Self service tool requires to unhook my personal equipment and hook up Vodafone router in order to run "diagnostics". There is nothing wrong with the equipment I use, so I see no reason to go through the hassle of that, then dealing with some muppet on first line support who will read from the script and ask me to do irrelevant things. Assign someone who actually knows what he is doing to this case so we can troubleshoot. I know it is not my equipment and I certainly do not have intentions rewiring my network just to prove that. When I say "I know" I mean it, being IT professional of 20+ years and supporting my customers I know the usual suspects and I know it is not the equipment I use. I simply have no patience to deal with someone who has less knowledge than me and will read of the screen the knowledge-base article he pulled from VF KB and then fob me off later. It is simply easier for me to click one button on my VPN client that button being "connect" and forget about crappy internet speeds.

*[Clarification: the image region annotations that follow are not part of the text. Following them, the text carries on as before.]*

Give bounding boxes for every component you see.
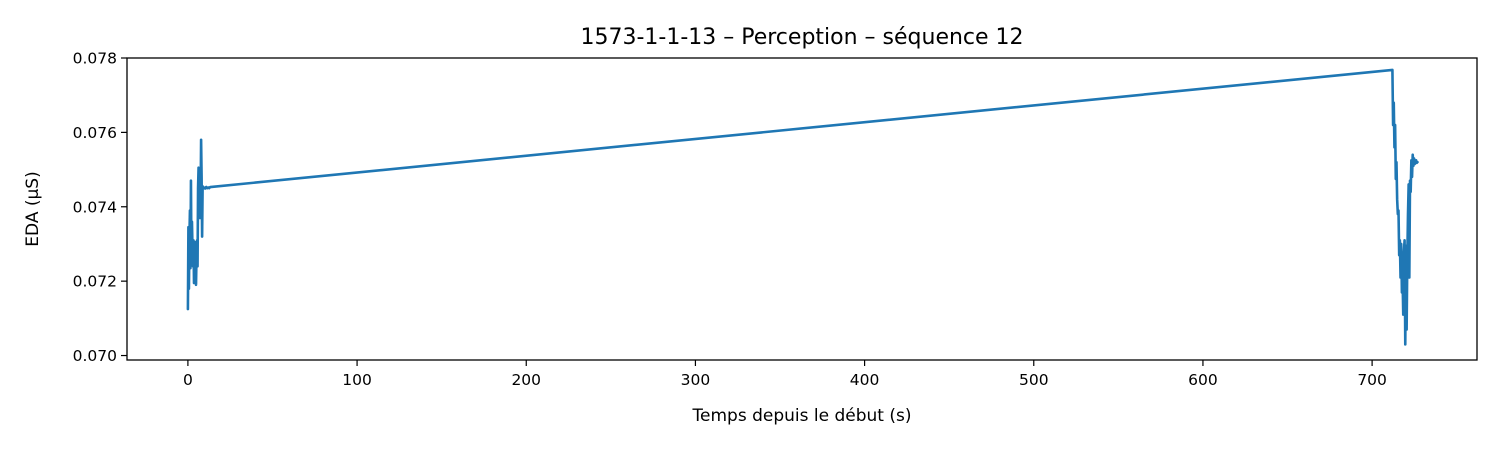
chart-title: 1573-1-1-13 – Perception – séquence 12 bbox=[580, 25, 1023, 50]
x-tick-label: 400 bbox=[850, 371, 880, 389]
x-tick-label: 500 bbox=[1019, 371, 1049, 389]
y-tick-label: 0.072 bbox=[73, 273, 117, 291]
x-tick-label: 0 bbox=[183, 371, 193, 389]
y-tick-label: 0.074 bbox=[73, 198, 117, 216]
x-tick-label: 600 bbox=[1188, 371, 1218, 389]
y-axis-label: EDA (µS) bbox=[23, 171, 43, 246]
plot-area bbox=[126, 57, 1478, 361]
y-tick-label: 0.076 bbox=[73, 124, 117, 142]
x-tick-label: 200 bbox=[511, 371, 541, 389]
y-tick-label: 0.078 bbox=[73, 50, 117, 68]
y-tick-label: 0.070 bbox=[73, 347, 117, 365]
x-tick-label: 700 bbox=[1357, 371, 1387, 389]
y-axis-ticks: 0.070 0.072 0.074 0.076 0.078 bbox=[73, 50, 127, 365]
series-line-0 bbox=[186, 68, 1419, 346]
x-tick-label: 300 bbox=[681, 371, 711, 389]
x-tick-label: 100 bbox=[342, 371, 372, 389]
x-axis-label: Temps depuis le début (s) bbox=[692, 406, 912, 426]
x-axis-ticks: 0 100 200 300 400 500 600 700 bbox=[183, 360, 1387, 389]
axes-frame bbox=[126, 57, 1478, 361]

That certainly does not resolve the problem, but this is my workaround, as I simply can invest my time that I saved somewhere else than dealing with cheap-labour somewhere in India who has no clue what he is dealing with.

Give me a resource who is competent enough to deal with this matter, then I will hook up Vodafone router to prove if is not equipment to blame. Would be a bit weird though if equipment suddenly starts malfunctioning only at certain times of day and suddenly works fine when VPN tunnel is created. The problem isn't with our equipment or last mile. It is further deeper within Vodafone network.

Cynric
16: Advanced member
16: Advanced member

@Martynux While I can agree with most of your comment, there is one thing. VF want to test against their router because it is a known element, they cannot be expected to know about all the router devices that may be connected. Using the VF router would enable the test to confirm that the fault is not in your router. Remember that not all customers are technically astute and that they just watch the flashing lights.

It works slightly faster on vpn (10 to 20mb) but most of the time now I use the 5g to get 350mb. Even my 4g is 35mb.

I feel like I'm back in the 56k modem days waiting for pages to respond and load.

 

One thing I noticed was my local server for speednet testing used to be Edinburgh but now its Manchester. Since it changed, whatever it was, its been this way. Manchester is more local though.

Jayach
16: Advanced member
16: Advanced member

@Martynux wrote:

It is simply easier for me to click one button on my VPN client that button being "connect" and forget about crappy internet speeds. That certainly does not resolve the problem, but this is my workaround,


If it works fine over a VPN, it proves the Vodafone connection is capable of the speeds, and so it must be some problem with the routing within Vodafone.

But getting anyone in Vodafone to investigate the routing is nigh on impossible.

These problems have been around as long as I have been here (2½ years), They seem to come and go as network upgrades are done, but then some other part gets stressed, It's a bit like Whac-A-Mole.